Benjamin F. Miller, PsyD
Assistant Professor, Director, Office of Integrated Healthcare Research and Policy
University of Colorado Denver, School of Medicine
Dr. Miller is an Assistant Professor in the Department of Family Medicine at the University of Colorado Denver School of Medicine where he is responsible for integrating mental health across all three of the Department’s core mission areas: clinical, education, and research. He has written and published on enhancing the evidentiary support for collaborative care models and increasing the training and education of mental health providers in primary care. Dr. Miller is a co-principal investigator and co-creator of the National Research Network’s Collaborative Care Research Network and often speaks on clinical, operational and financial components of integrating mental health and primary care as well as the policy implications for these models. Miller’s research interests include models of collaborative care, health behavior interventions, and primary care practice redesign.
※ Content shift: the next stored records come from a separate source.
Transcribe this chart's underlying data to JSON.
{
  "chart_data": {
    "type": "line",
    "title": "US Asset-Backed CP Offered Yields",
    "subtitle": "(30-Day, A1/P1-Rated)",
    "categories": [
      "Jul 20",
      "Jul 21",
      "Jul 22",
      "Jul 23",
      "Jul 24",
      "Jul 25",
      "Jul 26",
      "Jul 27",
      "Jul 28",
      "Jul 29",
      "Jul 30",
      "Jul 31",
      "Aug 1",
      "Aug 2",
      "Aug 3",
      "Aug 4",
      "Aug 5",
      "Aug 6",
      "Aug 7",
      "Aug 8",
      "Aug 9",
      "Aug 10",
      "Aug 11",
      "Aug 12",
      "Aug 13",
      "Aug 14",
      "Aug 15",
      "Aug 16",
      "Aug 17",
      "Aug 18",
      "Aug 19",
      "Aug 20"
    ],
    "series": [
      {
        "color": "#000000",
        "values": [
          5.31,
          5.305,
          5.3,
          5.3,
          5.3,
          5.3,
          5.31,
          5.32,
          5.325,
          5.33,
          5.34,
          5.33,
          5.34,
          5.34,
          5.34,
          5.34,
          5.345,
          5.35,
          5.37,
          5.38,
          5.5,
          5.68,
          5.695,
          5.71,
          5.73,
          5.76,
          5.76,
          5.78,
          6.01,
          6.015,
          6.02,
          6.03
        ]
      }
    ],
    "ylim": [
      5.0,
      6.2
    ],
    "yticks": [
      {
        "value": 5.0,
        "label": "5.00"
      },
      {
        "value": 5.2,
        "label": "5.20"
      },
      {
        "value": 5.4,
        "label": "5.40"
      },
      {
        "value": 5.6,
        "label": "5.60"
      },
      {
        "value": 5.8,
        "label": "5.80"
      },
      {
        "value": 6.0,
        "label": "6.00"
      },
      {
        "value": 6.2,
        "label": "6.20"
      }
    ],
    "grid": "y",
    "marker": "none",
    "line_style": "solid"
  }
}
Lucia Thornton, ThD, RN, MSN, AHN-BC
Dr. Thornton has been involved in nursing, holistic healing and healthcare for over 35 years. For the past 15 years Lucia has been involved with developing seminars for hospitals and communities that focus on optimal health and wellness and creating healing environments. She developed the Model of Whole-Person Caring which was the recipient of the 2004 Norman Cousins award and serves as a prototype for creating healing cultures within the workforce. She has worked in various clinical settings including emergency and trauma, intensive care, school nursing and research and development. Dr. Thornton helped develop one of the first inpatient hospice homes in the country and was instrumental in creating the process of Board Certification for Holistic Nursing in the United States. She established and directed The Visions in Healthcare Council and the Institute of Health and Well-Being to foster an awareness of health and healing in her community. She currently serves on the faculty of the Energy Medicine University and is an associate editor for Bridges, the magazine for the International Society for the Study of Subtle Energy and Energy Medicine. She serves on the national board of the Integrative Healthcare Policy Consortium (IHPC) and is a past-president of the American Holistic Nurses Association.